2026 Mid-Year Outlook: Taxable Fixed Income

Key takeaways

  • Going into the second half of 2026, inflation remains sticky and the Federal Reserve appears likely to stay patient. Along with fiscal concerns, rising global bond yields, elevated term premiums, and oil prices, those factors could keep upward pressure on long-term Treasury yields although those factors and our view may not materialize or persist. In our view, income still matters for bond investors in the second half of the year, but investors should be selective. We currently suggest investors favor below-benchmark average duration in their bond holdings, although that view could change if growth weakens materially or long-term yields rise enough to improve entry points.
  • The three areas of the fixed income market where we currently see opportunities are investment grade corporate bonds, high-yield bonds, and preferred securities, though each comes with risks.
  • The risks in the three areas of opportunities are that corporate bond spreads are low relative to Treasuries, high-yield bonds are more sensitive to changes in economic outlook and investor sentiment, and preferreds are more volatile than corporate bonds.

It's been a bumpy ride in the bond markets so far this year, and that trend may continue in the second half of the year. Inflation remains sticky, the Federal Reserve appears likely to stay patient, and we believe the 10-year Treasury yield may hold in the 4% to 4.5% range it has mostly held since early March, although there are risks to the upside. But keep in mind that past performance is no guarantee of future results. Geopolitical risks, especially in the Middle East, have also become more important for bond investors because of their potential impact on oil prices, inflation, and Fed policy.

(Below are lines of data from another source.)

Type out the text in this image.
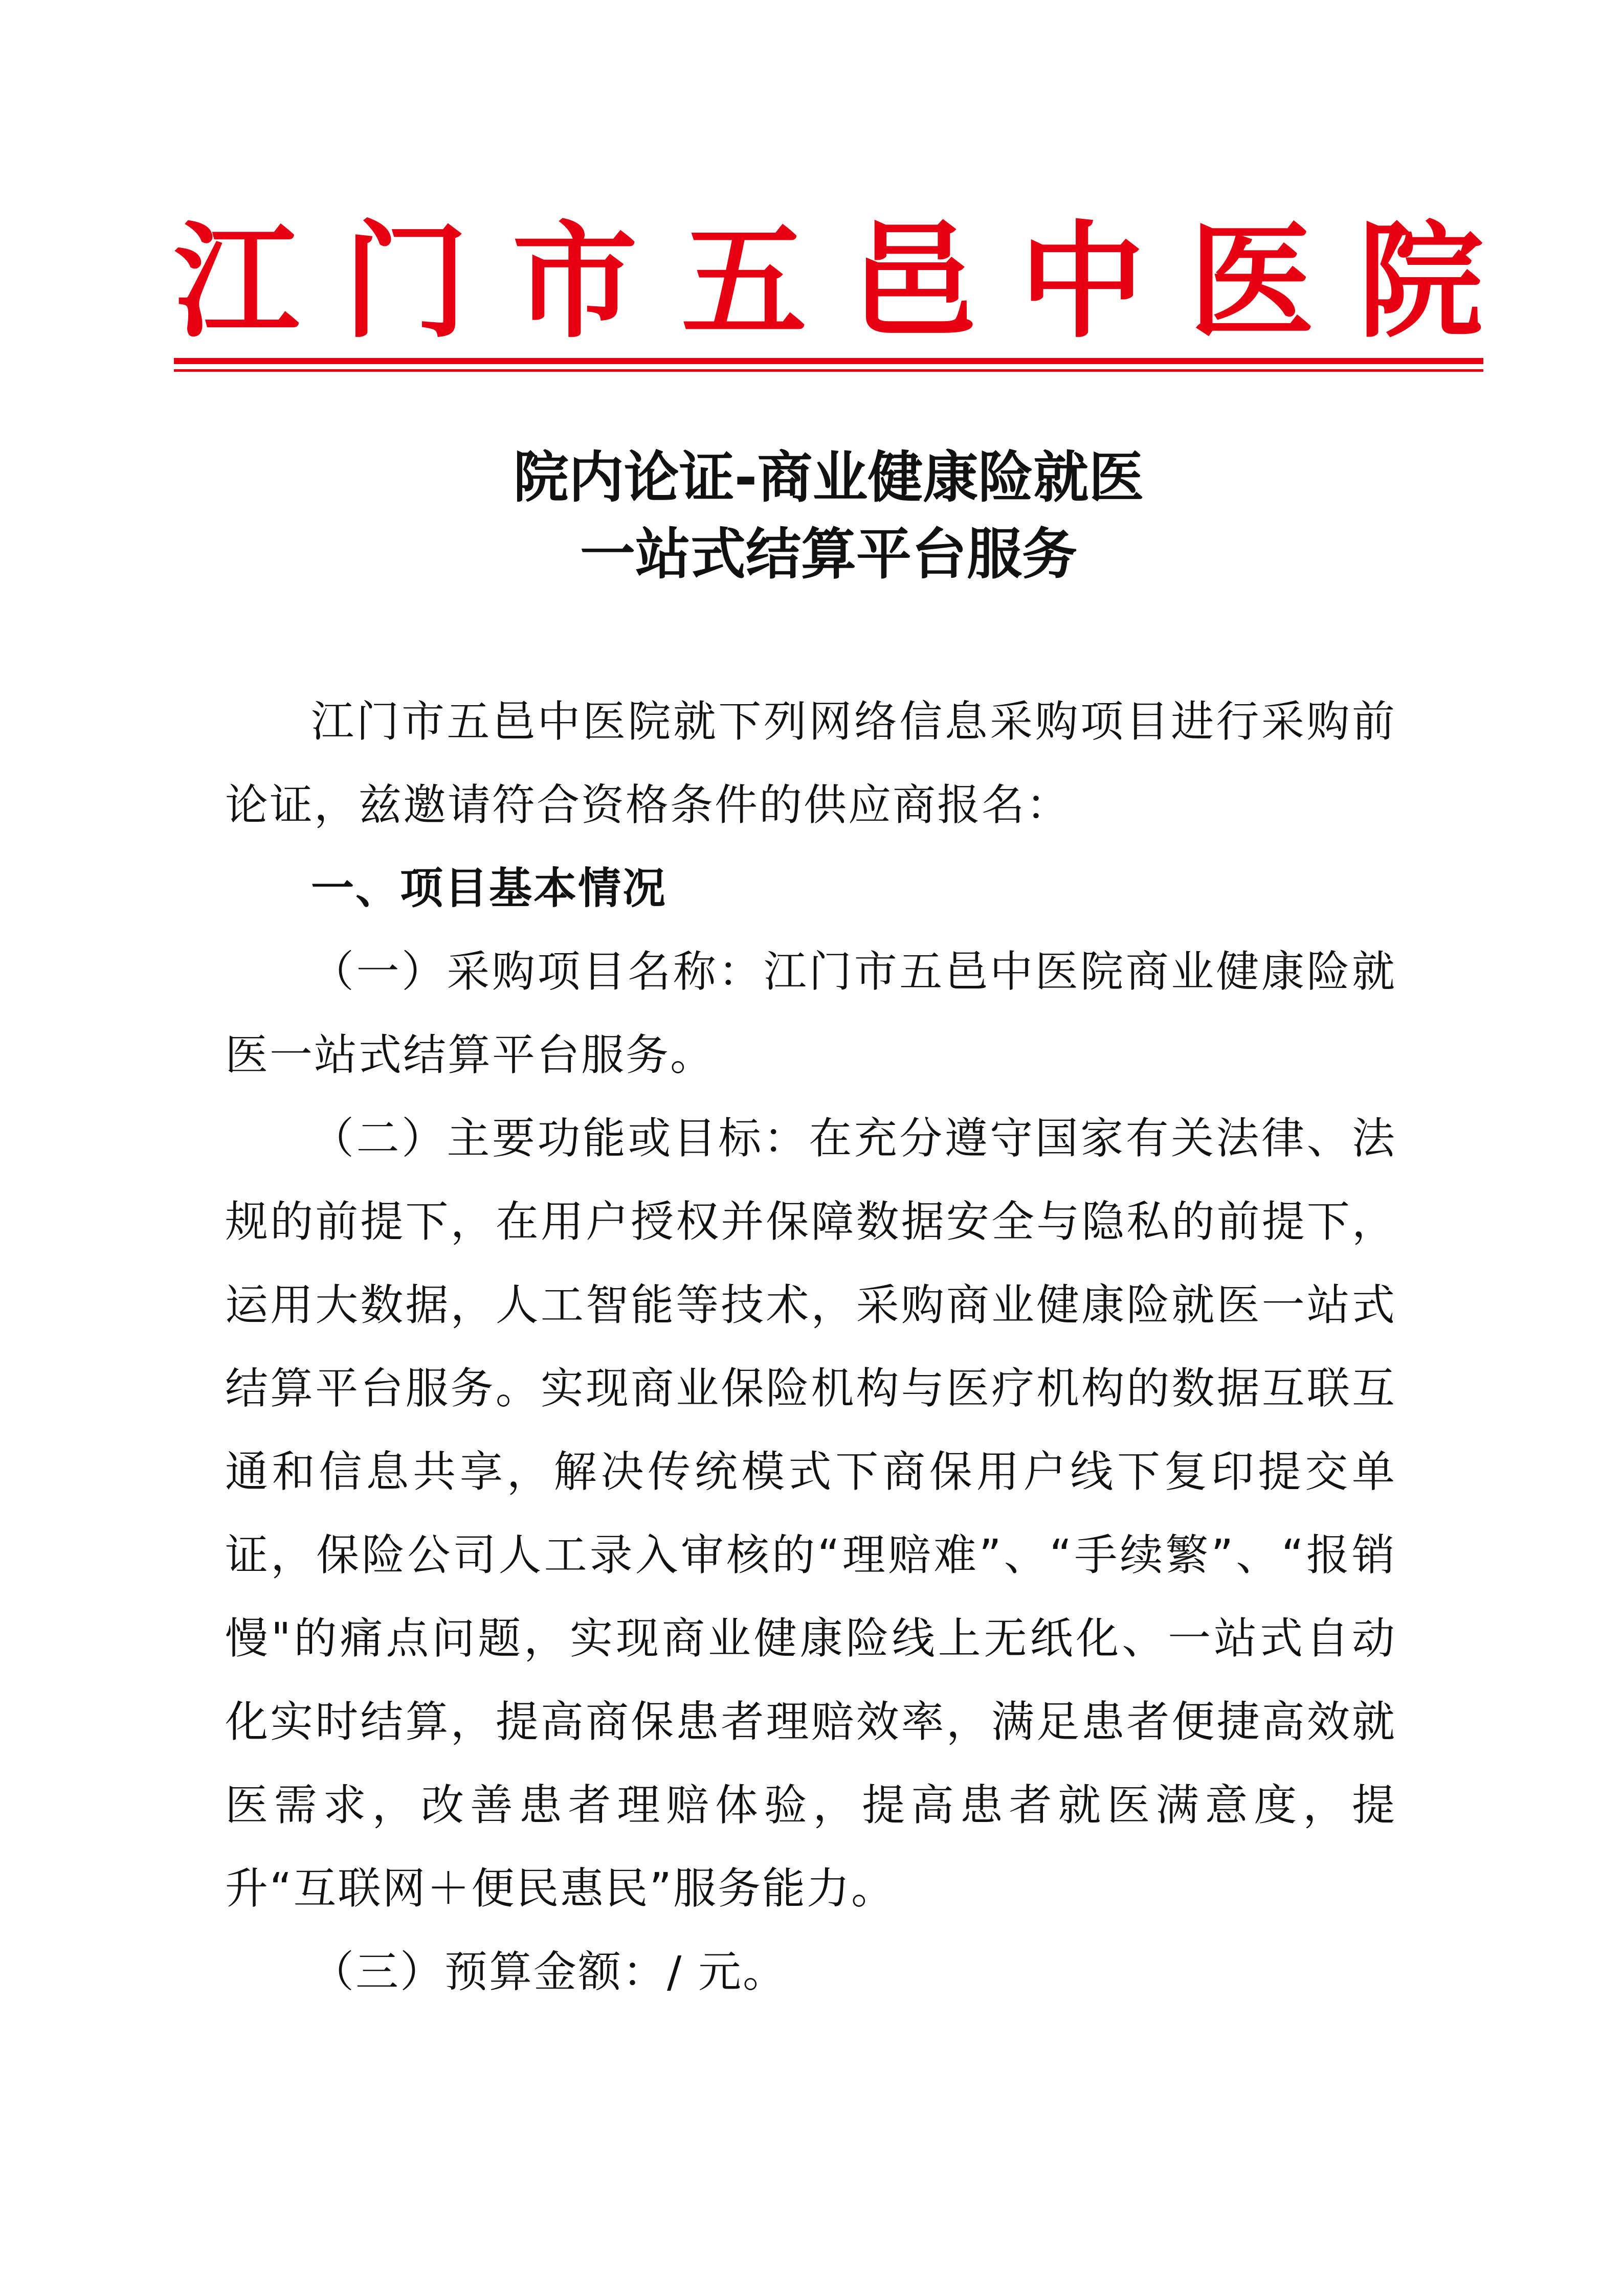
江 门 市 五 邑 中 医 院
院内论证-商业健康险就医
一站式结算平台服务

江门市五邑中医院就下列网络信息采购项目进行采购前论证，兹邀请符合资格条件的供应商报名：

一、项目基本情况

（一）采购项目名称：江门市五邑中医院商业健康险就医一站式结算平台服务。

（二）主要功能或目标：在充分遵守国家有关法律、法规的前提下，在用户授权并保障数据安全与隐私的前提下，运用大数据，人工智能等技术，采购商业健康险就医一站式结算平台服务。实现商业保险机构与医疗机构的数据互联互通和信息共享，解决传统模式下商保用户线下复印提交单证，保险公司人工录入审核的“理赔难”、“手续繁”、“报销慢"的痛点问题，实现商业健康险线上无纸化、一站式自动化实时结算，提高商保患者理赔效率，满足患者便捷高效就医需求，改善患者理赔体验，提高患者就医满意度，提升“互联网＋便民惠民”服务能力。

（三）预算金额：/ 元。
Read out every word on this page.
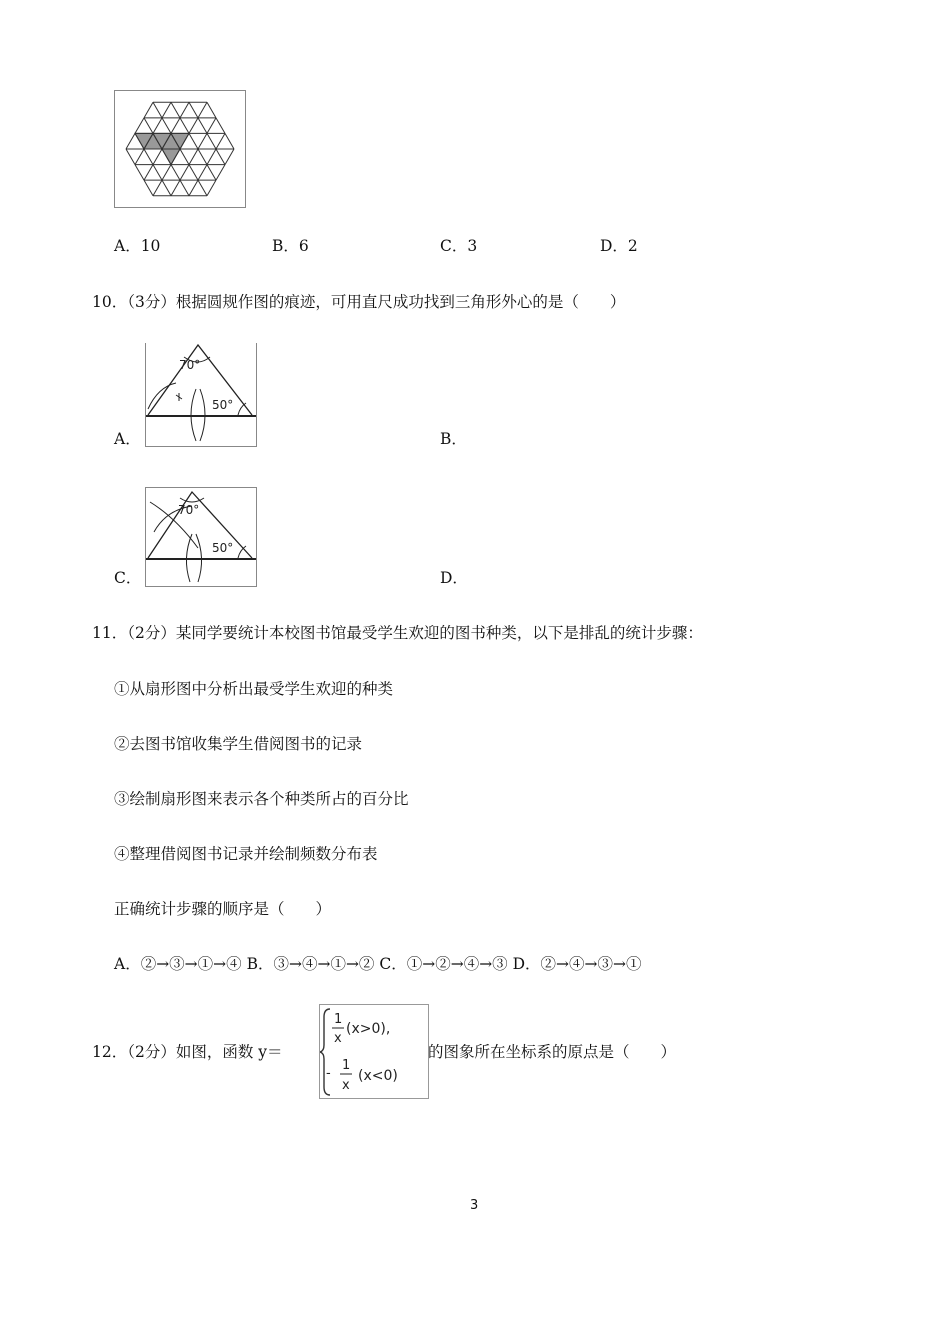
A．10	B．6	C．3	D．2
10．（3分）根据圆规作图的痕迹，可用直尺成功找到三角形外心的是（　　）
A．
70°
50°
B．
C．
70°
50°
D．
11．（2分）某同学要统计本校图书馆最受学生欢迎的图书种类，以下是排乱的统计步骤：
①从扇形图中分析出最受学生欢迎的种类
②去图书馆收集学生借阅图书的记录
③绘制扇形图来表示各个种类所占的百分比
④整理借阅图书记录并绘制频数分布表
正确统计步骤的顺序是（　　）
A．②→③→①→④ B．③→④→①→② C．①→②→④→③ D．②→④→③→①
12．（2分）如图，函数 y＝
1
x
(x>0),
-
1
x
(x<0)
的图象所在坐标系的原点是（　　）
3
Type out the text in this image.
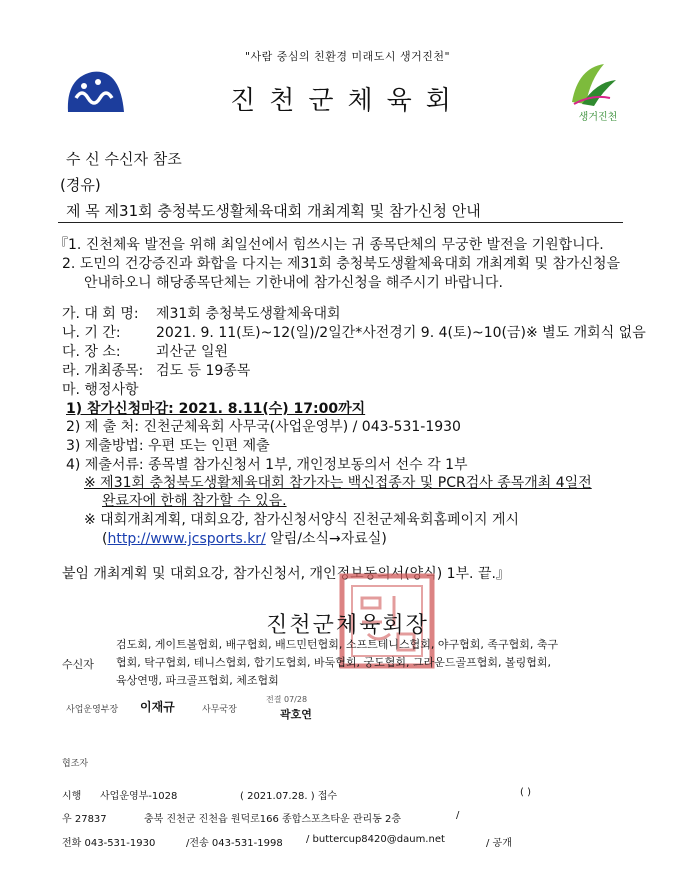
"사람 중심의 친환경 미래도시 생거진천"
진천군체육회
생거진천
수 신 수신자 참조
(경유)
제 목 제31회 충청북도생활체육대회 개최계획 및 참가신청 안내
『1. 진천체육 발전을 위해 최일선에서 힘쓰시는 귀 종목단체의 무궁한 발전을 기원합니다.
2. 도민의 건강증진과 화합을 다지는 제31회 충청북도생활체육대회 개최계획 및 참가신청을
안내하오니 해당종목단체는 기한내에 참가신청을 해주시기 바랍니다.
가. 대 회 명: 제31회 충청북도생활체육대회
나. 기 간:	2021. 9. 11(토)~12(일)/2일간*사전경기 9. 4(토)~10(금)※ 별도 개회식 없음
다. 장 소:	괴산군 일원
라. 개최종목: 검도 등 19종목
마. 행정사항
1) 참가신청마감: 2021. 8.11(수) 17:00까지
2) 제 출 처: 진천군체육회 사무국(사업운영부) / 043-531-1930
3) 제출방법: 우편 또는 인편 제출
4) 제출서류: 종목별 참가신청서 1부, 개인정보동의서 선수 각 1부
※ 제31회 충청북도생활체육대회 참가자는 백신접종자 및 PCR검사 종목개최 4일전
완료자에 한해 참가할 수 있음.
※ 대회개최계획, 대회요강, 참가신청서양식 진천군체육회홈페이지 게시
(http://www.jcsports.kr/ 알림/소식→자료실)
붙임 개최계획 및 대회요강, 참가신청서, 개인정보동의서(양식) 1부. 끝.』
진천군체육회장
수신자
검도회, 게이트볼협회, 배구협회, 배드민턴협회, 소프트테니스협회, 야구협회, 족구협회, 축구
협회, 탁구협회, 테니스협회, 합기도협회, 바둑협회, 궁도협회, 그라운드골프협회, 볼링협회,
육상연맹, 파크골프협회, 체조협회
사업운영부장 이재규	사무국장
전결 07/28
곽호연
협조자
시행 사업운영부-1028	( 2021.07.28. ) 접수	( )
우 27837	충북 진천군 진천읍 원덕로166 종합스포츠타운 관리동 2층	/
전화 043-531-1930	/전송 043-531-1998 / buttercup8420@daum.net	/ 공개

Our broad message for the second half of 2026 is this: Income still matters, but investors should be selective. Despite the recent rise in Treasury yields, we suggest investors favor a below-benchmark average duration with their bond holdings, favoring short- and intermediate-term maturities. In our view, now is not the time to favor long-duration investments just yet.

Our more favorable areas of the fixed income market today include investment grade corporate bonds, high-yield bonds, and preferred securities. Each comes with risks, like the risk that prices fall relative to Treasuries if the economic outlook deteriorates, but we believe that all three offer compelling income opportunities in a market where Treasury yields may stay relatively elevated.